The bottom line: Florida's already established a nice pipeline to Georgia, and it appears that Ole Miss, Auburn, Alabama, and Ohio State are building theirs up as well.
This is all a suggestion that maybe this is the beginning of Georgia's downfall. Teams don't usually collapse overnight (although sometimes they do: see Florida in 2010, and Auburn the past two years). It often takes a high-flying program three years or more to fall apart, and it's happened to Richt once before.
From the beginning of Mark Richt's tenure in 2001 through 2007, his Bulldogs dominated the SEC East, winning three SEC East titles and making three BCS bBowl games. But beginning in 2008, Georgia began a slow decline. They went from 11 wins in 2007 to 10 in 2008, eight in 2009, and six in 2010.
Remember all the Georgia fans clamoring for Richt to be fired leading up to the 2011 season? How about when Georgia started 0-2 in 2011? A weak schedule (drawing Ole Miss, Mississippi State and Auburn from the West) rendered their loss to South Carolina irrelevant, and they still won the East, despite being a weaker overall team than the top three of the SEC West.
In 2012, Georgia was clobbered by South Carolina, but thanks to six Florida turnovers and avoiding strong SEC West teams yet again, the Dawgs made it back to Atlanta. Richt had his best team since that 2007 version, and still couldn't win the SEC or get to a BCS bowl.
Georgia is a very good, not great, program, and it's been churning out teams like it since 2008. Forget the fact that Georgia has drawn the worst possible teams from the SEC West the past few years; Georgia still could have easily had five losses last year to SEC East teams alone. Missouri, Kentucky, and Tennessee all stayed with Georgia until the very end. And if Florida turns it over three times or less, it wins that game.
But that's with Rodney Garner's great recruiting.

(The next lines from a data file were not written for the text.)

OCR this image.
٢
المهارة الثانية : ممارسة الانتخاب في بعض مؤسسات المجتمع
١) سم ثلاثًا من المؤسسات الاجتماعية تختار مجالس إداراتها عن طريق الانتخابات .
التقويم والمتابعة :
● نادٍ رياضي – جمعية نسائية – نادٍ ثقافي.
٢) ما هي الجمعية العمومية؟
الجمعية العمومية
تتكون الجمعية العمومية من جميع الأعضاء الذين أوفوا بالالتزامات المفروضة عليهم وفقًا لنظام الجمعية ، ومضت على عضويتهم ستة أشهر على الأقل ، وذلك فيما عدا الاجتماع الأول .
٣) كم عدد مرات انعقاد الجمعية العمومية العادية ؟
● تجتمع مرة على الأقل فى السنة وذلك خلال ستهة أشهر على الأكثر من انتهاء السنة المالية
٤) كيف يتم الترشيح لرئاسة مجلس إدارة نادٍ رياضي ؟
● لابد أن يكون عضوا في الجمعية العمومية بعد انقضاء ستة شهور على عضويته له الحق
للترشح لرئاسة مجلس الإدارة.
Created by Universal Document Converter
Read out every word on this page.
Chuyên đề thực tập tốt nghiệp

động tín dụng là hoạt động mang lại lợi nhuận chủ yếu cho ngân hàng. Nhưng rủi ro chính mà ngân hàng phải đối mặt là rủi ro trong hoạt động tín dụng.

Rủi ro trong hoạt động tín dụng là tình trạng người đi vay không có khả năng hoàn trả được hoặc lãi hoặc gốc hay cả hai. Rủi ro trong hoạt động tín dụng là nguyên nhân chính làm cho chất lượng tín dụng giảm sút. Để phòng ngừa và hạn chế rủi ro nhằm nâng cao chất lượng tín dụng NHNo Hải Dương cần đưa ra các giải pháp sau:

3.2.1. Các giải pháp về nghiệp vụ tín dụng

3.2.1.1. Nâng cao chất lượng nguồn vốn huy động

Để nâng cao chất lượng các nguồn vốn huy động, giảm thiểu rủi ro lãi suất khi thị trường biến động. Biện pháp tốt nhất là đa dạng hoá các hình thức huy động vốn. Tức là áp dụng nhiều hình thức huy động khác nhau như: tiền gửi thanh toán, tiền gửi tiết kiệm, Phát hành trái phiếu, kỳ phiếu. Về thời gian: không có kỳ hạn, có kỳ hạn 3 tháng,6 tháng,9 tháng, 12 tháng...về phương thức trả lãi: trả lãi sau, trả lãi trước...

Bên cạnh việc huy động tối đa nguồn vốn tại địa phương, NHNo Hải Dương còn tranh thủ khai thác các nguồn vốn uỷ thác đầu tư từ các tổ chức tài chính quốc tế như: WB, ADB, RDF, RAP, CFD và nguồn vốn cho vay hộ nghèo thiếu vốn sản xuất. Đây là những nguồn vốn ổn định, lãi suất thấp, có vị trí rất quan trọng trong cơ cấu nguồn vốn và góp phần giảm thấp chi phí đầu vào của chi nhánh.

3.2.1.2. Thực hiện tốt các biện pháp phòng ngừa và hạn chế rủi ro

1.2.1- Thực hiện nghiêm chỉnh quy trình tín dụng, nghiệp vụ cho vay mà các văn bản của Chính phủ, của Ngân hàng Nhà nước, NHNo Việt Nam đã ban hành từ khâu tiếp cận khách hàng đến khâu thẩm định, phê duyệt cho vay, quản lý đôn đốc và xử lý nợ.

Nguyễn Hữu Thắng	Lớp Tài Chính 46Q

Now imagine Georgia in each of those games with less talent all across the board. Think of Georgia last year (or even the last few years) without Aaron Murray, Jarvis Jones, Todd Gurley, Tavarres King and Bacarri Rambo.
That's a highly disturbing thought for Georgia fans, but that's going to become reality unless the Dawgs can start bringing in the best players from Georgia again.
I'm not saying Georgia's program is headed for the toilet just yet. But the Bulldogs have dropped off once before under Richt and they recovered just enough to win the East twice in a row, no more, while Florida was ebbing. And winning starts with recruiting, recruiting starts by keeping the best kids in state, and, in large part due to Georgia's failure to keep the best recruits in state, a merely very good recruiting class is a bust for Georgia this year.
Come fall, we'll see how much it actually matters on the field, and in the SEC East standings.